Arden invested an additional $7M in renovations after it acquired the Sheraton. The property includes 100K SF of meeting and events space, an indoor and outdoor pool, a fitness center and the Fandangles restaurant and bar. 

A spokesperson for Apollo declined to comment. Arden officials didn't respond to Bisnow. Arden also owns the Westin Atlanta Perimeter North hotel in Sandy Springs, a nearly 200K SF flex industrial property in Peachtree Corners and a parking deck at 90 Ellis St. in Downtown Atlanta, according to Reonomy.

Arden’s stewardship of the Sheraton hasn’t been a smooth one since its acquisition.

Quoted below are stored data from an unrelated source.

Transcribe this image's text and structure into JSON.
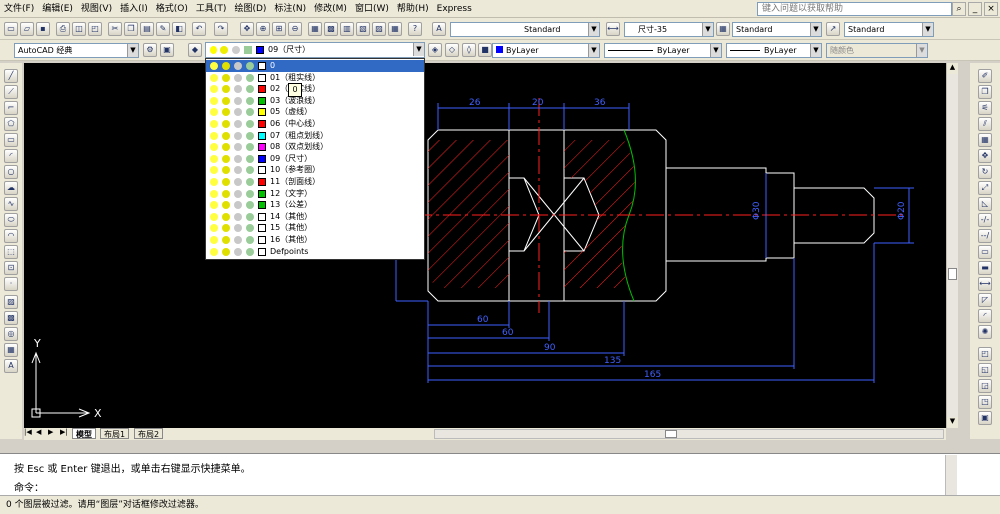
{
  "menu": [
    "文件(F)",
    "编辑(E)",
    "视图(V)",
    "插入(I)",
    "格式(O)",
    "工具(T)",
    "绘图(D)",
    "标注(N)",
    "修改(M)",
    "窗口(W)",
    "帮助(H)",
    "Express"
  ],
  "help_search": {
    "placeholder": "键入问题以获取帮助"
  },
  "styles": {
    "text_style": "Standard",
    "dim_style": "尺寸-35",
    "table_style": "Standard",
    "multileader_style": "Standard"
  },
  "workspace": "AutoCAD 经典",
  "current_layer": "09（尺寸）",
  "properties": {
    "color": "ByLayer",
    "linetype": "ByLayer",
    "lineweight": "ByLayer",
    "plotstyle": "随颜色"
  },
  "layers": [
    {
      "name": "0",
      "color": "#ffffff",
      "selected": true
    },
    {
      "name": "01（粗实线）",
      "color": "#ffffff"
    },
    {
      "name": "02（细实线）",
      "color": "#ff0000"
    },
    {
      "name": "03（波浪线）",
      "color": "#00c000"
    },
    {
      "name": "05（虚线）",
      "color": "#ffff00"
    },
    {
      "name": "06（中心线）",
      "color": "#ff0000"
    },
    {
      "name": "07（粗点划线）",
      "color": "#00ffff"
    },
    {
      "name": "08（双点划线）",
      "color": "#ff00ff"
    },
    {
      "name": "09（尺寸）",
      "color": "#0000ff"
    },
    {
      "name": "10（参考圈）",
      "color": "#ffffff"
    },
    {
      "name": "11（剖面线）",
      "color": "#ff0000"
    },
    {
      "name": "12（文字）",
      "color": "#00c000"
    },
    {
      "name": "13（公差）",
      "color": "#00c000"
    },
    {
      "name": "14（其他）",
      "color": "#ffffff"
    },
    {
      "name": "15（其他）",
      "color": "#ffffff"
    },
    {
      "name": "16（其他）",
      "color": "#ffffff"
    },
    {
      "name": "Defpoints",
      "color": "#ffffff"
    }
  ],
  "tooltip_text": "0",
  "drawing_dims": {
    "d1": "26",
    "d2": "20",
    "d3": "36",
    "h1": "60",
    "h2": "60",
    "h3": "90",
    "h4": "135",
    "h5": "165",
    "v1": "Φ30",
    "v2": "Φ20"
  },
  "ucs": {
    "x": "X",
    "y": "Y"
  },
  "tabs": [
    "模型",
    "布局1",
    "布局2"
  ],
  "command_history": "按 Esc 或 Enter 键退出，或单击右键显示快捷菜单。",
  "command_prompt": "命令：",
  "status_text": "0 个图层被过滤。请用“图层”对话框修改过滤器。"
}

In 2019, the hotel was the source of a Legionnaires’ disease outbreak that sickened dozens of guests and forced Arden to briefly shutter the hotel. 

The next year, the pandemic wreaked havoc on the hospitality industry. Arden had been offering the Sheraton for sale before pulling it from the market, but it listed it again in 2021 as Atlanta’s hotel market rebounded, the Atlanta Business Chronicle reported.

"There was a lot of interest last time around, but the pricing just wasn’t there," Arden Managing Director Rene Bardel told the ABC at the time. "There was a lot of people … looking for distress prices, and we are not that kind of player."